No one knows for sure exactly how the Gnostics came to be, although evidence suggests that they were a highly educated Jewish sect strongly influenced by Platonism. They shared a suspicion of orthodoxy, a love of wisdom, and a faith in finding one’s own way to the divine. They are not known to have oppressed or butchered anyone.

Until recently the church’s condemnation of them as misanthropic heretics stood until ancient Gnostic documents rediscovered since the late 1700s began to contradict this view. The find at Nag Hammadi, Egypt in 1945 provided a cornocupia of secret gospels to sort through, many without references to Christianity and others with obvious Christian overlays. They had been sequestered in a buried jar to protect them from self-appointed burners of sacred documentation.

That Christendom’s early leaders feared and hated women is no secret. This was particularly true of heresy fighters like Bishop Irenaeus of Lyons and Tertullian of Carthage, who referred to women as “the devil’s gateway” and asked, “Do you know that each of you are an Eve?” At that time many versions of Christianity relied on more than thirty sacred gospels; only later were these groups and texts condemned by an extremist wing bent on ascendancy. Among the “heresies” it most heavily condemned were the writings of the Gnostics. Little wonder. In documents written from the second to the fourth century, translations that drew on sources older than the Gospel of Mark, the Gnostics offer a very different version of what came to be accepted as the story of Eden.

Many of these early sources present Eve as created alongside Adam: obviously, since men emerge from women and not vice versa. But beyond that, Eve was often described as a spiritually superior being responsible for Adam’s awakening. In some sources she is an emanation of Sophia, a feminine manifestation of the divine. Slumber is a frequent Gnostic metaphor used to describe the common state of unreflective humanity; like the Buddha, the women and men of Gnosis believed humanity to be born into suffering and darkness made thick by the powers that be. The hatred of matter they occasionally displayed looks on closer inspection like a foresightful criticism of materialism–or, to use their term, hylicism. The purpose of gnosis, or knowledge through personally cultivated insight, was to awaken the mind and soul from dogmatism, materialism, and other forms of ignorance, penetrate the cycle of birth and rebirth, and regain contact with the sparks of God scattered throughout the world of matter. Such masters of awakening were known as “messengers of the Light.” The awakened became new messengers rather than worshipping or depending on their awakeners.

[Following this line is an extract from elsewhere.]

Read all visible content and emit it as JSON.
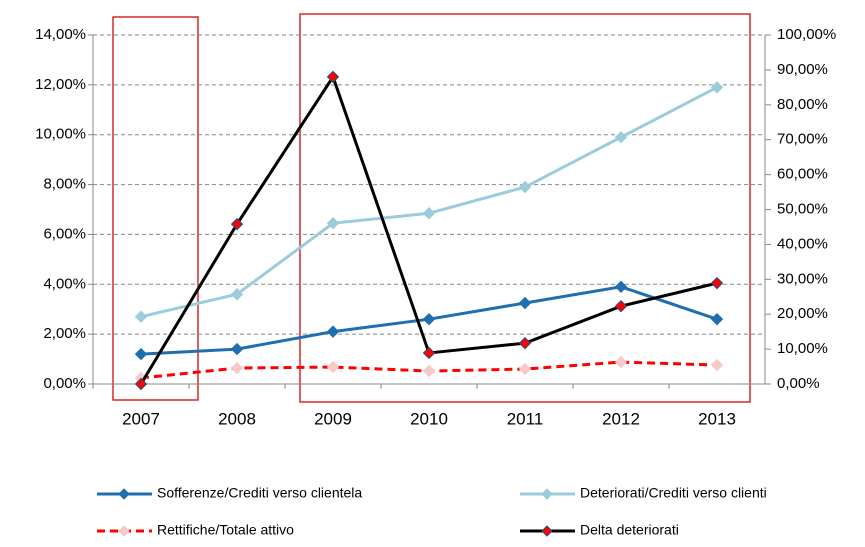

Most of the Gnostics did not distinguish between the roles of male and female messengers and regarded the expulsion from Eden as a testimonial to the birth of human consciousness. As a result, the early church banned their writings, and Gnosticism went literally underground as Roman and Egyptian gains in the equality of the sexes gave way before rigidly enforced patriarchal orthodoxy.

Of the dawn of consciousness Eve was both messenger and mother. This is from the text On the Origin of the World, a text so old it contains Aramaic word plays: When Eve saw Adam cast down, she pitied him, and she said, “Adam, live! Rise up upon the earth!” Immediately her word became a deed. For when Adam rose up, immediately he opened his eyes. When he saw her, he said, “You will be called ‘the mother of the living,’ because you are the one who gave me life.”

In this moving passage from the Apocryphon of John, Eve says of herself: …I spoke thus: “He who hears, let him arise from the deep sleep.” And then Adam wept and shed tears…He spoke, asking, “Who is it that calls my name, and whence has this hope come unto me, while I am in the chains of this prison?” And I spoke thus, “I am the foreknowledge of pure light; I am the thought of the undefiled spirit…Arise and remember…and beware of the deep sleep.”

She was right to issue her warning about that sleep: the sleep of unawareness, greed, cynicism, and power. She was silenced by it herself, the manuscripts wich echoed her voice suppressed by powerful clerics, with only a handful of codices left to be hidden safely away for more than a thousand years.

Imagine what the last two millennia might have been like had this image of the feminine been the prevalent one in the West.